We have a different product team. We have some of the most imaginative and creative designers working on Made & Crafted. They’re also working on the heritage aspect of the line. Their fundamental mindset or foundation to where they get their insight is really rooted in the brand. So as they begin to develop and come up with concepts into the future, it’s basically developed by understanding where the brand wants to go and making sure we’re current in the marketplace as far as trend goes for both men and women.

It’s said that Levi’s XX is about customers finding about the brand and not the other way around. Can you explain this a little bit more?

I think the original intent of both LVC and Made & Crafted was to sort position and to build some awareness through the really focused consumer target and really strong distribution strategy. As move forward, you’ll probably get more communication from each one of the brands, so we really, really targeted a focussed consumer base and from that we keep the conversation with them authentic and sincere, and also just broadening our exposure of both of the brands in the future.

The 501 is the prize piece for Levi’s Vintage, evolving from its inception through World War II until the 1970’s. Which is your favourite variation and why?

That’s a good question again. I’m torn between two right now; the ’54 and the ’44. I have to say the 501 1954 is my favourite because it’s got a nice tapered fit; it’s the only time the 501 came with a zipper and it was a really interesting time – if you look at culture it was a really interesting moment, so it had a lot of affect on styling and stuff like that, it has an interesting story behind it.

Is Levi’s Made & Crafted a testing ground of sorts that could trickle down in-line?

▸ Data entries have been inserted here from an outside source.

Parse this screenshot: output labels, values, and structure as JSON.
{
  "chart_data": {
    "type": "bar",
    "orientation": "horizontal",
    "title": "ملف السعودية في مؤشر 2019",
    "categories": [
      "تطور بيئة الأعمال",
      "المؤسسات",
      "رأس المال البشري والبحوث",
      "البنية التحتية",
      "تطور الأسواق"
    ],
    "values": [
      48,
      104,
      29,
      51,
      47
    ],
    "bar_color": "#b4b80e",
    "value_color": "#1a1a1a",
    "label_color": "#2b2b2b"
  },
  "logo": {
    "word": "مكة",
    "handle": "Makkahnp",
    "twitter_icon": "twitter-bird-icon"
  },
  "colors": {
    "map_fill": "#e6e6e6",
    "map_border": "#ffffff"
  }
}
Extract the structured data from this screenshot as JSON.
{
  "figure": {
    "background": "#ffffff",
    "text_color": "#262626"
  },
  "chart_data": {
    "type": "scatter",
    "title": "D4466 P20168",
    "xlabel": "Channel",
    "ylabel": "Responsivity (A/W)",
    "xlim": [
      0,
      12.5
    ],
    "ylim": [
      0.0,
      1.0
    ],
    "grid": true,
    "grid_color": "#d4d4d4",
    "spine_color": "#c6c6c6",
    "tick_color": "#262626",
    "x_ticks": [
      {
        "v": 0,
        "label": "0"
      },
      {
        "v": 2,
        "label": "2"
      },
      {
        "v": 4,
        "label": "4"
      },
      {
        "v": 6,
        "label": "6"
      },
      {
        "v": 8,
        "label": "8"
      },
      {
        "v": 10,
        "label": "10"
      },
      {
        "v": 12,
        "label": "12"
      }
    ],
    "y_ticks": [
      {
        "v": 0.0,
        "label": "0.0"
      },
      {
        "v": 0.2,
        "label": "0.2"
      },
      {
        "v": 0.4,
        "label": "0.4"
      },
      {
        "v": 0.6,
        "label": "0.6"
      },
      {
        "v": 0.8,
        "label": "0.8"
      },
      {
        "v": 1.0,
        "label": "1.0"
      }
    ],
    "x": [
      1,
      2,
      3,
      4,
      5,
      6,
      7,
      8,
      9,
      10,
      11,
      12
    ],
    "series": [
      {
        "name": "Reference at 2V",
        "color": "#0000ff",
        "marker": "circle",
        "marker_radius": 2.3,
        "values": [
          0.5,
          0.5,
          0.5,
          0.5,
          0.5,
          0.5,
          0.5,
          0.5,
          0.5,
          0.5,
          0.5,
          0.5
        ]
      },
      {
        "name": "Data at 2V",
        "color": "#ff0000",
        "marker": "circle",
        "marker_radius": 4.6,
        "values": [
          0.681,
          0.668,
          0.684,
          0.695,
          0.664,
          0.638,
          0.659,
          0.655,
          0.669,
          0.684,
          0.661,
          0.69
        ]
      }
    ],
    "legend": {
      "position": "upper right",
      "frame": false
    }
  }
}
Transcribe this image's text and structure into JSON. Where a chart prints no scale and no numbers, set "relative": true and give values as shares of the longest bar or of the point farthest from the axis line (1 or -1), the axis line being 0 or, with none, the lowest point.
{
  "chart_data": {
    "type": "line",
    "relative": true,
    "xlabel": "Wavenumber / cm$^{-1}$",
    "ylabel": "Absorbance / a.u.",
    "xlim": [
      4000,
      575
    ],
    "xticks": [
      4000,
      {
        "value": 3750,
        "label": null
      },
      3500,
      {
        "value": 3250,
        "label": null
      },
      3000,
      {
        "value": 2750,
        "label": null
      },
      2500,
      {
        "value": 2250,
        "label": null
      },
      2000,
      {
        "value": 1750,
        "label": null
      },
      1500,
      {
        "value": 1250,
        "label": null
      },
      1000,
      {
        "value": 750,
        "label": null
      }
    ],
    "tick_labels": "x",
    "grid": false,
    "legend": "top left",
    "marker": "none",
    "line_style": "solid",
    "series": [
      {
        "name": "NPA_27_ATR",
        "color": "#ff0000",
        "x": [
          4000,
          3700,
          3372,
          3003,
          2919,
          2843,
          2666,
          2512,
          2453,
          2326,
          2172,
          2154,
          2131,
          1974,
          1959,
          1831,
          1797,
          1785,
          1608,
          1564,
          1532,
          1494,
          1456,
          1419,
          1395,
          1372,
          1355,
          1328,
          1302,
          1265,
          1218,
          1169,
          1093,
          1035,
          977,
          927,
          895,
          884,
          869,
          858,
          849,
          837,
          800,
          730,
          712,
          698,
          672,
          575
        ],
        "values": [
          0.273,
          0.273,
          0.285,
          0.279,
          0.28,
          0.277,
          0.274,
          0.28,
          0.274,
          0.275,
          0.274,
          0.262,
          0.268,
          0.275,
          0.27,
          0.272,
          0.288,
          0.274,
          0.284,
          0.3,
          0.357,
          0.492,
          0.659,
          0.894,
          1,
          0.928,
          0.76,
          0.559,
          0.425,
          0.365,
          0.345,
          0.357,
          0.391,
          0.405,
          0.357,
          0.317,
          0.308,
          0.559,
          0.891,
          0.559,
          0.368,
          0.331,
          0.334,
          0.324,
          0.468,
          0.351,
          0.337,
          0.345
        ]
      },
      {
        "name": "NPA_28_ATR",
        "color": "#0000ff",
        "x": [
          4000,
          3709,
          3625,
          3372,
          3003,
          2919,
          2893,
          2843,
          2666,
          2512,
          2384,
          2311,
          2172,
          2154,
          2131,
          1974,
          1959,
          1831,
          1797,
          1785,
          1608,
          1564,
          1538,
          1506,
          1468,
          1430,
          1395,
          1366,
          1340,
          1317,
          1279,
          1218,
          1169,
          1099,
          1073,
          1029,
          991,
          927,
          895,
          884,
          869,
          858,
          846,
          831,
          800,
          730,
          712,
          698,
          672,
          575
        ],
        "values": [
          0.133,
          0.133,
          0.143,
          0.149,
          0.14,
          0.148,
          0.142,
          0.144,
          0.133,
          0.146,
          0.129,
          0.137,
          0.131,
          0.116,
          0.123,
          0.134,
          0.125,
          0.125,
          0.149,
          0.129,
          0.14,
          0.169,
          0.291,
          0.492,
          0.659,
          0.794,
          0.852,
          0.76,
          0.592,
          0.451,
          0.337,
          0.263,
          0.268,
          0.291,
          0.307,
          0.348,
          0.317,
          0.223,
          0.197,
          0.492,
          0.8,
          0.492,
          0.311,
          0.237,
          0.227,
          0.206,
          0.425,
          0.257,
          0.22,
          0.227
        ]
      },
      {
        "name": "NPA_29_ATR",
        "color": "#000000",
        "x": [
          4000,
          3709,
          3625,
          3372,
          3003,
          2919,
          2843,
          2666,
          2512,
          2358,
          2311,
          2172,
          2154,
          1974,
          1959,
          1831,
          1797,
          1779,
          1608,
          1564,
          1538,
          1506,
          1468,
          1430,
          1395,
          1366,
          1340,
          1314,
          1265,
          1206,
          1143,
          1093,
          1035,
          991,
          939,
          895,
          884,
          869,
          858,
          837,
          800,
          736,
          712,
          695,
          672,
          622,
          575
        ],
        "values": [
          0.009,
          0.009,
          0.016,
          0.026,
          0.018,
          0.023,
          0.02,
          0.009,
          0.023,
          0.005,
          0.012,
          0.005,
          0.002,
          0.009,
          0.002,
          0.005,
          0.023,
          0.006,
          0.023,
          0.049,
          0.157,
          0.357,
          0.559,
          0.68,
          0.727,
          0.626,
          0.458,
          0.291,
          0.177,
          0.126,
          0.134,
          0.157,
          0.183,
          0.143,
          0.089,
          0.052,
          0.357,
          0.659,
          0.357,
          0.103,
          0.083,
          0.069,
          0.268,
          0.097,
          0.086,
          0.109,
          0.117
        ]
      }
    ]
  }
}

It’s not its intent. I think what we have Made & Crafted positioned as is a modern premium expression of Levi’s. It allows our Levi’s consumer that has become more sophisticated in their interests in product or insights around them to grow with the brand. And most importantly it brings in new consumers to experience the brand. It allows people who haven’t experienced Levi’s in a long time to experience a fresh modern perspective of it and just kind of reenergises the whole brand of Levi’s.